Hitzeschäden : Rutschgefahr für Fußballer bei Hitze

Wegen der hohen Temperaturen musste die Stadt Fußballplätze sperren. Nun steht eine aufwändige Sanierung an.

Wie im Spielplan der Fußball-Landesliga vorgesehen, erwartet der Cronenberger SC am Mittwoch (Anstoß 20 Uhr) auf der Horst-Neuhoff-Sportanlage den ASV Süchteln zum ersten Heimspiel der Saison. Bis zur vergangenen Woche war es fraglich, ob die Heimpremiere des CSC stattfinden würde. Der Kunstrasen war gesperrt, weil sich das Gummi-Granulat verklumpt hatte, das auf dem künstlichen Rasenteppich für die gewünschten Spielbedingungen sorgen soll. Vergleichbare Probleme gab es auf fünf weiteren Sportplätzen in Wuppertal, die inzwischen ebenfalls wieder freigegeben sind. Die Stadt hat die Schadensaufnahme noch nicht abgeschlossen, rechnet bei der Reparatur mit Kosten, die insgesamt   sechsstelligen Bereich liegen könnten.

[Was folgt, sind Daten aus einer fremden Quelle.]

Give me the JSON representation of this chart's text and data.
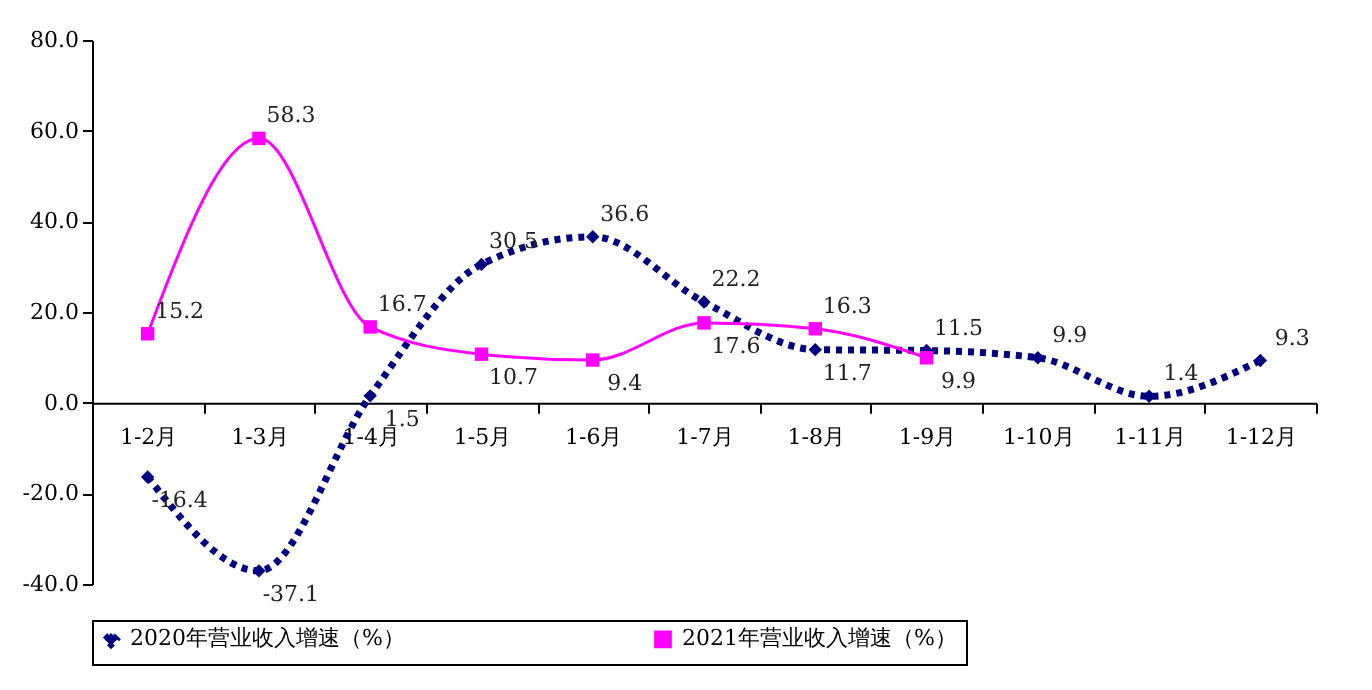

„Wir haben am vergangenen Freitag erstmals wieder auf dem Platz trainieren können, weil es die Witterung zugelassen hat. Bei der Hitze hatte das Granulat an den Fußballschuhen geklebt und es bestand Rutschgefahr“, sagt Peter Radojewski, Trainer des Cronenberger SC. Mit den kühleren Temperaturen sind die Bedingungen nun wieder normal. „Das Spiel gegen Süchteln wird bei  regulären Bedingungen stattfinden“, sagt Peter Radojewski.

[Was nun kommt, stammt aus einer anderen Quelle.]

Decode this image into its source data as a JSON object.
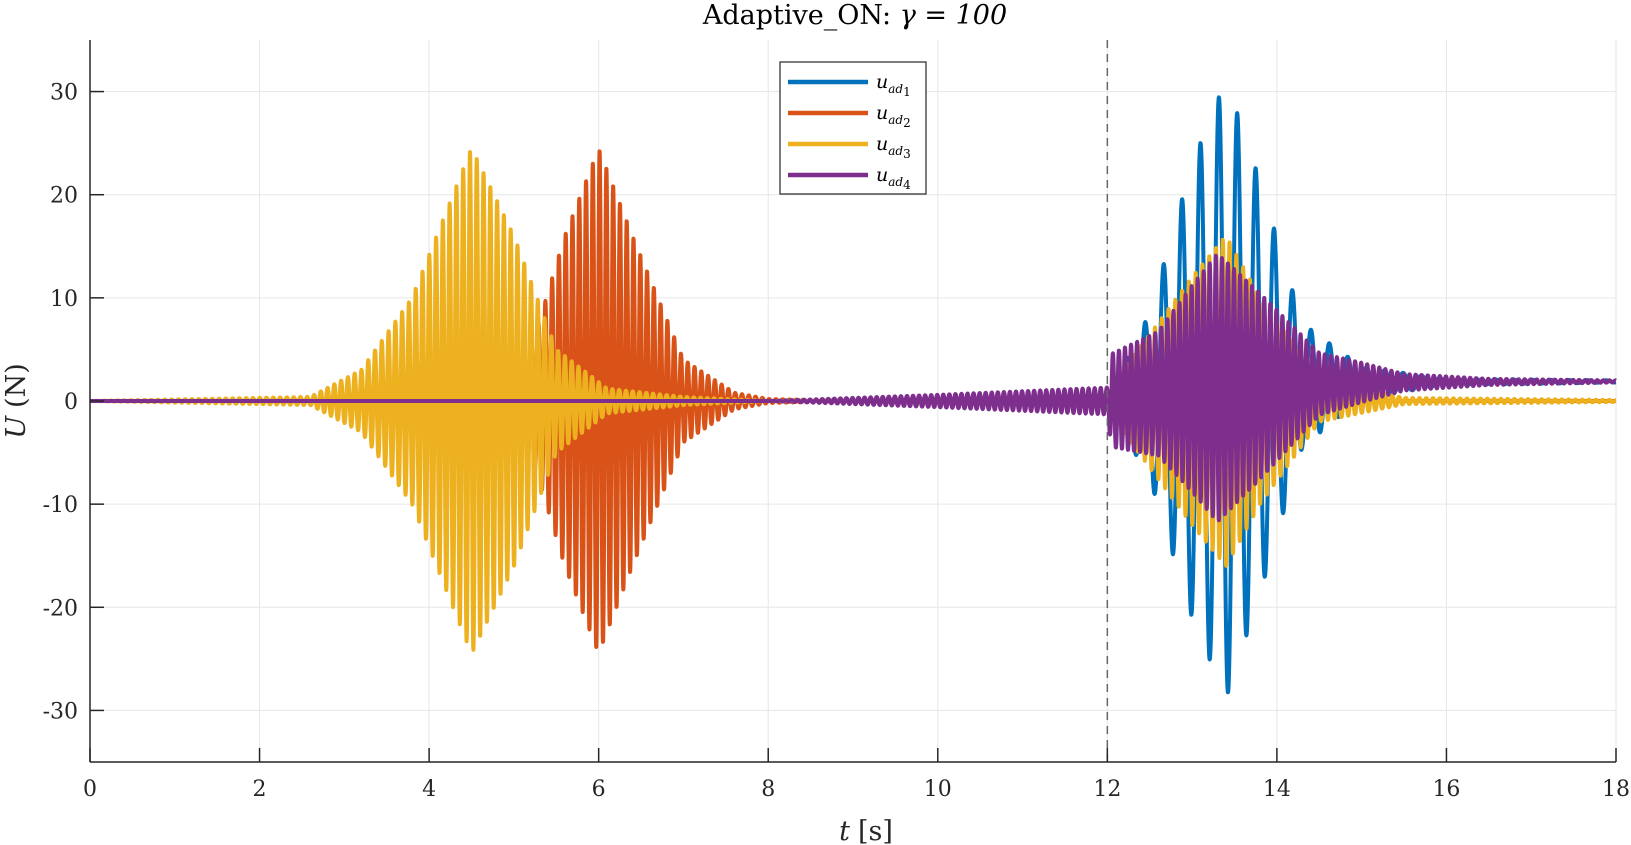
{
  "chart_data": {
    "type": "line",
    "title_prefix": "Adaptive_ON: ",
    "title_math": "γ = 100",
    "xlabel_var": "t",
    "xlabel_unit": "[s]",
    "ylabel_var": "U",
    "ylabel_unit": "(N)",
    "xlim": [
      0,
      18
    ],
    "ylim": [
      -35,
      35
    ],
    "xticks": [
      "0",
      "2",
      "4",
      "6",
      "8",
      "10",
      "12",
      "14",
      "16",
      "18"
    ],
    "yticks": [
      "30",
      "20",
      "10",
      "0",
      "-10",
      "-20",
      "-30"
    ],
    "xtick_values": [
      0,
      2,
      4,
      6,
      8,
      10,
      12,
      14,
      16,
      18
    ],
    "ytick_values": [
      30,
      20,
      10,
      0,
      -10,
      -20,
      -30
    ],
    "grid": true,
    "vline_x": 12,
    "vline_style": "dashed",
    "legend_position": "top-center",
    "series": [
      {
        "name": "u",
        "sub": "ad",
        "subsub": "1",
        "color": "#0072BD",
        "envelope": [
          [
            0,
            0
          ],
          [
            12,
            0
          ],
          [
            12.1,
            2
          ],
          [
            12.5,
            8
          ],
          [
            13,
            22
          ],
          [
            13.4,
            30
          ],
          [
            13.8,
            20
          ],
          [
            14.3,
            6
          ],
          [
            15,
            1.5
          ],
          [
            16,
            0.3
          ],
          [
            18,
            0.1
          ]
        ],
        "offset": [
          [
            0,
            0
          ],
          [
            12,
            0
          ],
          [
            13,
            1
          ],
          [
            15,
            1.8
          ],
          [
            18,
            1.9
          ]
        ],
        "freq": 4.6
      },
      {
        "name": "u",
        "sub": "ad",
        "subsub": "2",
        "color": "#D95319",
        "envelope": [
          [
            0,
            0
          ],
          [
            4.5,
            0.3
          ],
          [
            5.2,
            5
          ],
          [
            5.6,
            16
          ],
          [
            6,
            24.5
          ],
          [
            6.4,
            16
          ],
          [
            7,
            4
          ],
          [
            7.6,
            0.8
          ],
          [
            8,
            0.2
          ],
          [
            9,
            0
          ],
          [
            18,
            0
          ]
        ],
        "offset": [
          [
            0,
            0
          ],
          [
            18,
            0
          ]
        ],
        "freq": 12.5
      },
      {
        "name": "u",
        "sub": "ad",
        "subsub": "3",
        "color": "#EDB120",
        "envelope": [
          [
            0,
            0
          ],
          [
            2.6,
            0.4
          ],
          [
            3.2,
            3
          ],
          [
            3.8,
            10
          ],
          [
            4.5,
            24.5
          ],
          [
            5,
            16
          ],
          [
            5.5,
            5
          ],
          [
            6.1,
            1.2
          ],
          [
            7,
            0.4
          ],
          [
            8,
            0
          ],
          [
            12,
            0
          ],
          [
            12.1,
            2
          ],
          [
            13,
            12
          ],
          [
            13.4,
            16
          ],
          [
            13.8,
            10
          ],
          [
            14.5,
            2
          ],
          [
            15.5,
            0.3
          ],
          [
            18,
            0.1
          ]
        ],
        "offset": [
          [
            0,
            0
          ],
          [
            18,
            0
          ]
        ],
        "freq": 12.5
      },
      {
        "name": "u",
        "sub": "ad",
        "subsub": "4",
        "color": "#7E2F8E",
        "envelope": [
          [
            0,
            0
          ],
          [
            8,
            0
          ],
          [
            10,
            0.6
          ],
          [
            12,
            1.3
          ],
          [
            12.05,
            4.5
          ],
          [
            12.6,
            6
          ],
          [
            13.3,
            13
          ],
          [
            13.8,
            9
          ],
          [
            14.5,
            3
          ],
          [
            15.5,
            0.8
          ],
          [
            16.5,
            0.3
          ],
          [
            18,
            0.1
          ]
        ],
        "offset": [
          [
            0,
            0
          ],
          [
            12,
            0
          ],
          [
            13,
            1.2
          ],
          [
            15,
            1.8
          ],
          [
            18,
            1.9
          ]
        ],
        "freq": 14
      }
    ]
  }
}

Sportamtsleiter Norbert Knutzen hat aber nicht nur die Probleme auf dem Sportplatz an der Hauptstraße ins Auge gefasst. Ähnliche Schäden gab es auf der Anlage des TSV Beyenburg, andere Plätze wie an der Widukindstraße, am Freudenberg, im Höfen und auf Lörherleben waren weniger stark betroffen.

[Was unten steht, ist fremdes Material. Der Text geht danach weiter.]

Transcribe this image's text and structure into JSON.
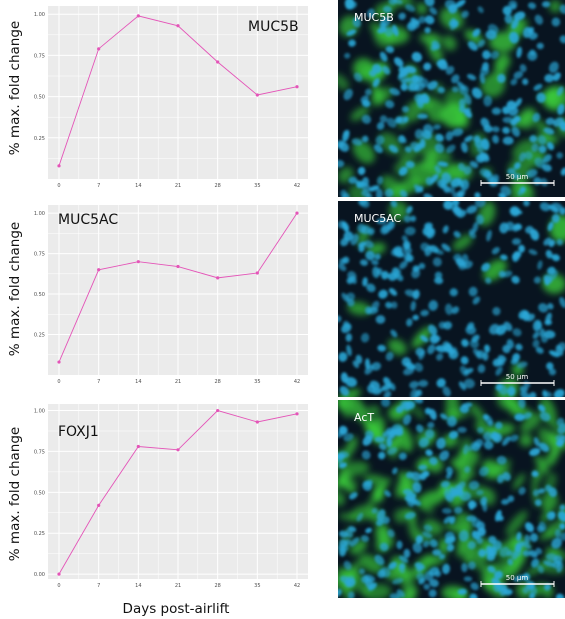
{
  "figure": {
    "shared_ylabel": "% max. fold change",
    "shared_xlabel": "Days post-airlift"
  },
  "chart_data": [
    {
      "type": "line",
      "title": "MUC5B",
      "x": [
        0,
        7,
        14,
        21,
        28,
        35,
        42
      ],
      "series": [
        {
          "values": [
            0.08,
            0.79,
            0.99,
            0.93,
            0.71,
            0.51,
            0.56
          ]
        }
      ],
      "xlabel": "Days post-airlift",
      "ylabel": "% max. fold change",
      "ylim": [
        0,
        1.05
      ],
      "yticks": [
        "0.25",
        "0.50",
        "0.75",
        "1.00"
      ],
      "xticks": [
        "0",
        "7",
        "14",
        "21",
        "28",
        "35",
        "42"
      ],
      "grid": true,
      "line_color": "#e455b8"
    },
    {
      "type": "line",
      "title": "MUC5AC",
      "x": [
        0,
        7,
        14,
        21,
        28,
        35,
        42
      ],
      "series": [
        {
          "values": [
            0.08,
            0.65,
            0.7,
            0.67,
            0.6,
            0.63,
            1.0
          ]
        }
      ],
      "xlabel": "Days post-airlift",
      "ylabel": "% max. fold change",
      "ylim": [
        0,
        1.05
      ],
      "yticks": [
        "0.25",
        "0.50",
        "0.75",
        "1.00"
      ],
      "xticks": [
        "0",
        "7",
        "14",
        "21",
        "28",
        "35",
        "42"
      ],
      "grid": true,
      "line_color": "#e455b8"
    },
    {
      "type": "line",
      "title": "FOXJ1",
      "x": [
        0,
        7,
        14,
        21,
        28,
        35,
        42
      ],
      "series": [
        {
          "values": [
            0.0,
            0.42,
            0.78,
            0.76,
            1.0,
            0.93,
            0.98
          ]
        }
      ],
      "xlabel": "Days post-airlift",
      "ylabel": "% max. fold change",
      "ylim": [
        -0.03,
        1.04
      ],
      "yticks": [
        "0.00",
        "0.25",
        "0.50",
        "0.75",
        "1.00"
      ],
      "xticks": [
        "0",
        "7",
        "14",
        "21",
        "28",
        "35",
        "42"
      ],
      "grid": true,
      "line_color": "#e455b8"
    }
  ],
  "micrographs": [
    {
      "label": "MUC5B",
      "scalebar": "50 µm",
      "stain": "green-speckled",
      "nuclei_color": "#2aa8d8",
      "signal_color": "#3cd23c"
    },
    {
      "label": "MUC5AC",
      "scalebar": "50 µm",
      "stain": "green-sparse",
      "nuclei_color": "#2aa8d8",
      "signal_color": "#3cd23c"
    },
    {
      "label": "AcT",
      "scalebar": "50 µm",
      "stain": "green-dense",
      "nuclei_color": "#2aa8d8",
      "signal_color": "#3cd23c"
    }
  ]
}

„Es bestand die Gefahr, dass sich das Granulat mit den künstlichen Halmen verkleben könnte. Das wäre der schlimmste Fall, den wir vor einigen Jahren schon einmal beim Kunstrasen in Sudberg erlebt haben. Dann müsste nicht nur ein Teil des Granulats, sondern  der gesamte  Kunstrasen ausgetauscht werden. Das wollten wir durch die zeitweilige Sperrung unbedingt vermeiden“, sagt Knutzen.

Die extreme Sonneneinstrahlung und die extreme Hitze sowie der Druck, den die Fußballer mit ihren Schuhen ausübten, ließen das Granulat auf den Plätzen verklumpen, die  mit dem sogenannten TPE-Material ausgestattet sind. Auf anderen Plätzen, wo EPDM-Granulat verwendet wurde,  trat dieses Problem nicht auf. „Eine Haftung des Herstellers können wir nicht mehr geltend machen, aber wir hoffen auf eine gewisse  Kulanz der Uternehmern“, sagt Norbert Knutzen. Das verklumpte Material muss nun abgesaugt oder abgekehrt werden. Welche Methode die beste ist, hängt auch vom Wetter ab. Sollte es in diesem Sommer noch einmal heiß werden, dann wäre der Einsatz von Maschinen wegen der Verklumpungsgefahr nicht ratsam. Die Analyse sei noch nicht abgeschlossen. „Daher steht noch nicht fest, wie wir das verklumpte Granulat gegen eine neue Auflage austauschen werden“, so Knutzen.